Die Regelung des § 2327 Abs. 1 Satz 1 BGB kann der Erblasser ausnutzen, indem er mit dem voraussichtlichen Erben einen lebzeitigen Schenkungsvertrag abschließt und diesen zu Lebzeiten durch dingliche Übertragung des verschenkten Gegenstands erfüllt. Hierdurch wird der für § 2311 Abs. 1 BGB relevante Nachlasswert vermindert – und damit auch der Umfang des ordentlichen Pflichtteilsanspruchs. Zwar steht dem Pflichtteilsberechtigten wegen des an den Erben verschenkten Gegenstandes als Kompensation ein Pflichtteilsergänzungsanspruch aus § 2325 Abs. 1 BGB zu. Auf diesen muss sich der Pflichtteilsberechtigte nach § 2327 Abs. 1 Satz 1 BGB aber das Eigengeschenk anrechnen lassen.

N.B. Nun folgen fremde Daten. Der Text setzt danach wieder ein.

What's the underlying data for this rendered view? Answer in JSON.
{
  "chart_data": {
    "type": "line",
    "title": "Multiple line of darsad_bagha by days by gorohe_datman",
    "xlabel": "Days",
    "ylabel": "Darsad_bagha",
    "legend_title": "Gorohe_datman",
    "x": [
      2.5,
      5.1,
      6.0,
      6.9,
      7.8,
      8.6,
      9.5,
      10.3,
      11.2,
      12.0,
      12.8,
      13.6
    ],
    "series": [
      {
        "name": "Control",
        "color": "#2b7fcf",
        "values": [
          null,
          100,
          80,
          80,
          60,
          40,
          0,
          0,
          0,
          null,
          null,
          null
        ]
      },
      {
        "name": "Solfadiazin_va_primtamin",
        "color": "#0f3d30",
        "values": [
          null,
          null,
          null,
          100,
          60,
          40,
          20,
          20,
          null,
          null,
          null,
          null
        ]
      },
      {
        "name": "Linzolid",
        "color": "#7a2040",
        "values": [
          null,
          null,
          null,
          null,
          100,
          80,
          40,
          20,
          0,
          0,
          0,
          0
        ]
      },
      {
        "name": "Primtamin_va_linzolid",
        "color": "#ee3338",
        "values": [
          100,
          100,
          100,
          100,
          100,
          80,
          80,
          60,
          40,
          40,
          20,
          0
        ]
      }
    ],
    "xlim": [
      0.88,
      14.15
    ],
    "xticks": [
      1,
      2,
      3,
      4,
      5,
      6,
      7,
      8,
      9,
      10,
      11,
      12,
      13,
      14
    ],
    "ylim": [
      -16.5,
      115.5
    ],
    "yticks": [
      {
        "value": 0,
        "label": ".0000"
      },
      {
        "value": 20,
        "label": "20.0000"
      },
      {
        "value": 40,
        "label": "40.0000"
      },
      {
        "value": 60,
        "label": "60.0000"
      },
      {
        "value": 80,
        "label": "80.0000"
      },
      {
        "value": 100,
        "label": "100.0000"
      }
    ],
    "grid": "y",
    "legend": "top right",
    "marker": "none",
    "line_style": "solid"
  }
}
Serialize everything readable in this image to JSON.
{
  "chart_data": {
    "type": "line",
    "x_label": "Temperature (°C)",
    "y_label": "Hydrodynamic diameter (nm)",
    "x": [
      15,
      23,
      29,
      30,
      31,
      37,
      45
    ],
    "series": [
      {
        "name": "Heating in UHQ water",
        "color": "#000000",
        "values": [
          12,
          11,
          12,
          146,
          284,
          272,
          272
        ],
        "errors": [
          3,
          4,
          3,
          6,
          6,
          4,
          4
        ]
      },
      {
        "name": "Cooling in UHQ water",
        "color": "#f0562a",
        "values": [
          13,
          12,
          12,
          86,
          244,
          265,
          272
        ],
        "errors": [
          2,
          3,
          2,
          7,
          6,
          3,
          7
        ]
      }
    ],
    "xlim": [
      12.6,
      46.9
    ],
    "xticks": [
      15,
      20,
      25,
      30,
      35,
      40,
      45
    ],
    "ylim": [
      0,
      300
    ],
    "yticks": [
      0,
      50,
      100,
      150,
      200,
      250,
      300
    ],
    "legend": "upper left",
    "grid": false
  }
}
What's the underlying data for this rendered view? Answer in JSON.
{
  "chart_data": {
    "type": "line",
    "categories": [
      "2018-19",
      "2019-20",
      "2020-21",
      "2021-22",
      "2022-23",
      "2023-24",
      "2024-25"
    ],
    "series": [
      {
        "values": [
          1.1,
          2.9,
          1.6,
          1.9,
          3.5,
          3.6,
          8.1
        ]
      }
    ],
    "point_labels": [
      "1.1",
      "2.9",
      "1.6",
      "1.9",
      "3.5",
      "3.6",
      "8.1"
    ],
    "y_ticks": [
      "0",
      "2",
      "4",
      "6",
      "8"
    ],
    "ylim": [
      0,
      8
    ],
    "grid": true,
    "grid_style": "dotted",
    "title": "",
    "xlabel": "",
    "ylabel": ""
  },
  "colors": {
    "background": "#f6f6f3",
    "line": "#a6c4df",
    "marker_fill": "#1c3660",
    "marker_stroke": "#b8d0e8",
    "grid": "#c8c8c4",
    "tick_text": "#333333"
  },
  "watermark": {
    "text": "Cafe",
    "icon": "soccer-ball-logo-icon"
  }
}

Lösung Variante 1: P steht gegen D ein Pflichtteilsanspruch aus § 2303 Abs. 1 Satz 1 BGB auf Zahlung von 50.000 EUR zu, der sich aus dem zum Nachlass gehörenden Grundstück im Wert von 100.000 EUR ergibt. Der Pflichtteilsergänzungsanspruch des P gegen D aus § 2325 Abs. 1 BGB berechnet sich – wegen des Eigengeschenks an P – nach § 2327 Abs. 1 Satz 1 BGB wie folgt: Zunächst ist die Summe aller Schenkungen zu ermitteln. Dabei ist die Schenkung an P aus dem Januar 2004 mit dem (inflationsbereinigten) Wert von 40.000 EUR anzusetzen. Dass seit der Schenkung an P bis zum Tod des E über sechs Jahre vergangen sind, mindert den Wert der Schenkung nicht gemäß § 2325 Abs. 3 Satz 1 BGB um 6/10 (d. h. von 60.000 EUR auf 36.000 EUR), da die zeitliche Schranke des § 2325 Abs. 3 BGB für die Berücksichtigung von Eigengeschenken bei § 2327 Abs. 1 Satz 1 BGB nicht gilt. Der BGB-Gesetzgeber von 1900 hat eine entsprechende Anwendung des § 2325 Abs. 3 bei § 2327 Abs. 1 Satz 1 BGB ausdrücklich abgelehnt; die Erbrechtsreform hat hieran nichts geändert. Die Zuwendung an die Lebensgefährtin D ist mit 60.000 EUR anzusetzen; dabei ist unerheblich, ob es sich hierbei um eine echte Schenkung nach den §§ 516 ff BGB oder um eine (auch in der nichtehelichen Lebensgemeinschaft mögliche) "unbenannte Zuwendung" handelt. Die Summe der Schenkungen an P und D beträgt daher 40.000 EUR + 60.000 EUR = 100.000 EUR. Dieser Wert ist mit der Pflichtteilsquote des P von 1/2 zu multiplizieren, danach ist die Schenkung an P in Höhe von 40.000 EUR abzuziehen. Der Ergänzungspflichtteil des P beträgt somit 100.000 EUR * 1/2 – 40.000 EUR = 50.000 EUR – 40.000 EUR = 10.000 EUR. P steht gegen D ein Anspruch aus § 2303 Abs. 1 Satz 1 BGB auf Zahlung von 50.000 EUR und ein Anspruch aus § 2325 Abs. 1 BGB auf Zahlung von 10.000 EUR zu. Zusammen mit der bereits 2004 erhaltenen Schenkung von 40.000 EUR partizipiert P im Endergebnis daher (nur) in Höhe von 100.000 EUR am Vermögen des E. Dass P damit 20.000 EUR weniger erhält als ohne die Schenkung an Erbin D beruht darauf, dass P si...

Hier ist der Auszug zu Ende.